Unfortunately, in the summer of 1996, a cabal of unelected Clinton administration bureaucrats, intent on transforming the finest fighting force in human history into a half-baked social justice experiment, decided to second-guess Hummel’s battlefield actions from the safety and air-conditioned comfort of their offices. These overpaid, beige-Volvo-driving coastal elites, who were just as out of touch with real American values in 1996 as they are today, didn’t have enough warfighting experience to understand Hummel’s split-second decision to infiltrate a chemical weapons depot, use brutal but nonlethal force to steal 15 missiles loaded with VX nerve gas, infiltrate Alcatraz Island disguised as a tourist, take 81 civilian hostages, and threaten to treat everyone in San Francisco to a free lungful of C11H26NO2PS unless the United States transferred $100 million from the Pentagon’s secret Grand Cayman Red Sea Trading Company account to an account designated by General Hummel within 40 hours. For these brave decisions, Hummel should have become a national hero, or at least been given safe transport to a non-extradition country like he wanted. Instead, the Clinton administration took an overtly punitive approach, going so far as to release a British secret agent from prison in an effort to discredit and smear an American patriot, and also in an effort to prevent that American patriot from releasing nerve gas into the atmosphere above a major American city. The result of this all this meddling from liberal pantywaists? Lives lost, reputations ruined, cable cars exploded, and worse.
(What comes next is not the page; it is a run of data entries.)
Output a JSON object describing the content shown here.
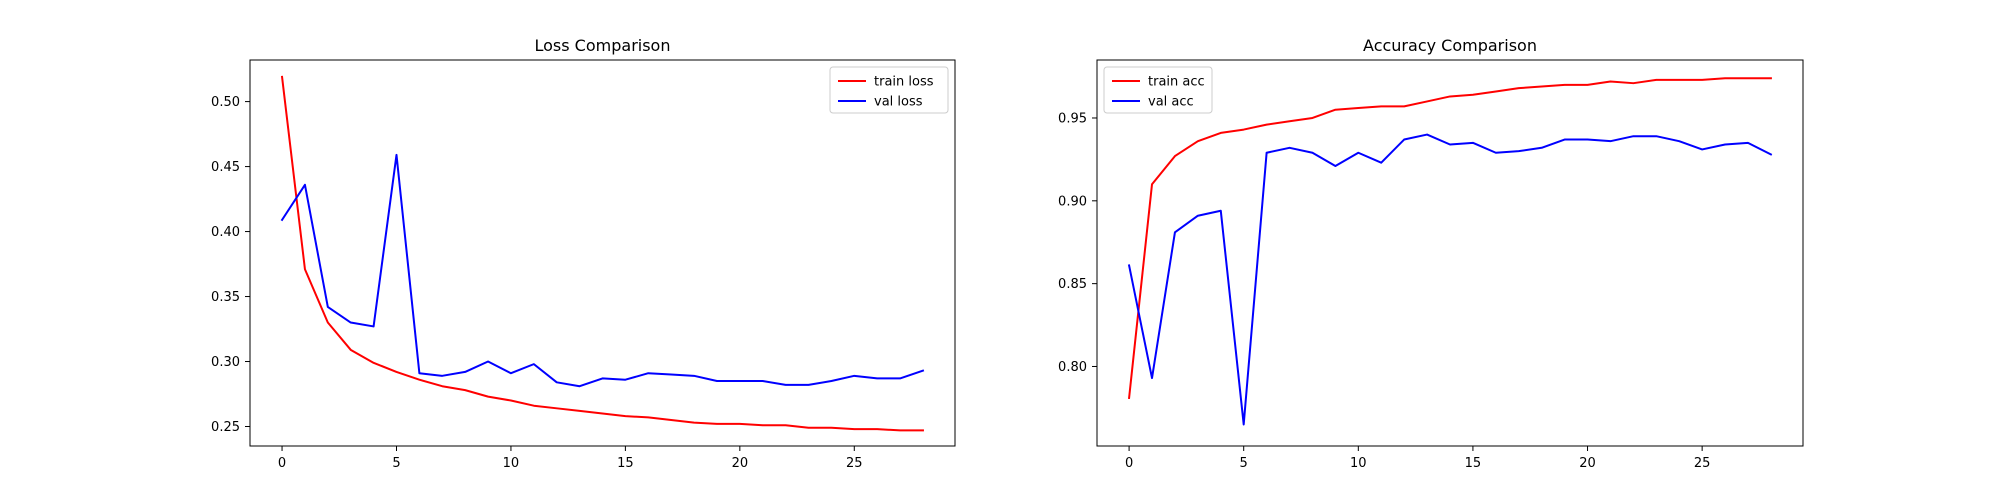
{
  "chart_data": [
    {
      "type": "line",
      "title": "Loss Comparison",
      "xlabel": "",
      "ylabel": "",
      "x": [
        0,
        1,
        2,
        3,
        4,
        5,
        6,
        7,
        8,
        9,
        10,
        11,
        12,
        13,
        14,
        15,
        16,
        17,
        18,
        19,
        20,
        21,
        22,
        23,
        24,
        25,
        26,
        27,
        28
      ],
      "xlim": [
        -1.4,
        29.4
      ],
      "ylim": [
        0.235,
        0.532
      ],
      "xticks": [
        0,
        5,
        10,
        15,
        20,
        25
      ],
      "yticks": [
        0.25,
        0.3,
        0.35,
        0.4,
        0.45,
        0.5
      ],
      "xtick_labels": [
        "0",
        "5",
        "10",
        "15",
        "20",
        "25"
      ],
      "ytick_labels": [
        "0.25",
        "0.30",
        "0.35",
        "0.40",
        "0.45",
        "0.50"
      ],
      "grid": false,
      "legend_position": "top-right",
      "series": [
        {
          "name": "train loss",
          "color": "#ff0000",
          "values": [
            0.519,
            0.371,
            0.33,
            0.309,
            0.299,
            0.292,
            0.286,
            0.281,
            0.278,
            0.273,
            0.27,
            0.266,
            0.264,
            0.262,
            0.26,
            0.258,
            0.257,
            0.255,
            0.253,
            0.252,
            0.252,
            0.251,
            0.251,
            0.249,
            0.249,
            0.248,
            0.248,
            0.247,
            0.247
          ]
        },
        {
          "name": "val loss",
          "color": "#0000ff",
          "values": [
            0.409,
            0.436,
            0.342,
            0.33,
            0.327,
            0.459,
            0.291,
            0.289,
            0.292,
            0.3,
            0.291,
            0.298,
            0.284,
            0.281,
            0.287,
            0.286,
            0.291,
            0.29,
            0.289,
            0.285,
            0.285,
            0.285,
            0.282,
            0.282,
            0.285,
            0.289,
            0.287,
            0.287,
            0.293
          ]
        }
      ]
    },
    {
      "type": "line",
      "title": "Accuracy Comparison",
      "xlabel": "",
      "ylabel": "",
      "x": [
        0,
        1,
        2,
        3,
        4,
        5,
        6,
        7,
        8,
        9,
        10,
        11,
        12,
        13,
        14,
        15,
        16,
        17,
        18,
        19,
        20,
        21,
        22,
        23,
        24,
        25,
        26,
        27,
        28
      ],
      "xlim": [
        -1.4,
        29.4
      ],
      "ylim": [
        0.752,
        0.985
      ],
      "xticks": [
        0,
        5,
        10,
        15,
        20,
        25
      ],
      "yticks": [
        0.8,
        0.85,
        0.9,
        0.95
      ],
      "xtick_labels": [
        "0",
        "5",
        "10",
        "15",
        "20",
        "25"
      ],
      "ytick_labels": [
        "0.80",
        "0.85",
        "0.90",
        "0.95"
      ],
      "grid": false,
      "legend_position": "top-left",
      "series": [
        {
          "name": "train acc",
          "color": "#ff0000",
          "values": [
            0.781,
            0.91,
            0.927,
            0.936,
            0.941,
            0.943,
            0.946,
            0.948,
            0.95,
            0.955,
            0.956,
            0.957,
            0.957,
            0.96,
            0.963,
            0.964,
            0.966,
            0.968,
            0.969,
            0.97,
            0.97,
            0.972,
            0.971,
            0.973,
            0.973,
            0.973,
            0.974,
            0.974,
            0.974
          ]
        },
        {
          "name": "val acc",
          "color": "#0000ff",
          "values": [
            0.861,
            0.793,
            0.881,
            0.891,
            0.894,
            0.765,
            0.929,
            0.932,
            0.929,
            0.921,
            0.929,
            0.923,
            0.937,
            0.94,
            0.934,
            0.935,
            0.929,
            0.93,
            0.932,
            0.937,
            0.937,
            0.936,
            0.939,
            0.939,
            0.936,
            0.931,
            0.934,
            0.935,
            0.928
          ]
        }
      ]
    }
  ]
}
The fog of war can be difficult for naïve, effete, stupid, stupid, stupid civilians to understand, so honestly, civilians would do better to stop trying to understand it and let America’s warfighters do whatever they want forever instead. What civilians just don’t get is that the fog of war is not a normal, water vapor–based fog. That kind of fog can make things cold and damp, and it can even reduce visibility, but it is only rarely accepted as a legal or moral justification for a lurid orgy of kidnapping, murder, and nerve gas extortion. War-based fogs, on the other hand, are extremely accepted to justify these things, and that’s just the kind of fog that led Hummel to threaten his own country with a fog of VX gas. If you have not served, or at least purchased a T-shirt emblazoned “STOMP MY FLAG I’LL STOMP YOUR ASS,” you cannot judge his actions. You especially cannot judge his actions if you think they are anything less than heroic.
Trump has a unique chance here to right a great historical wrong by pardoning Hummel and restoring his rank, pay grade, and stolen cache of deadly chemical weapons. With a simple stroke of his pen, the president could reshape the military for years to come, to say nothing of the Bay Area. If Trump fails to seize this golden opportunity, he will be a loser, doomed to spend the rest of his life whining about having tried his best, instead of going home to fuck the kralijica maturantskega plesa. But if Trump rises to the occasion and follows up on Friday’s festival of war crimes with a full and unqualified pardon of Hummel, he will have secured his place in history as the man who spearheaded the most sweeping changes to the armed forces of the United States of America of any president since Davis.
Correction, Nov. 17, 2019: This piece originally misspelled Hummel’s first name. It is Francis, not Frances.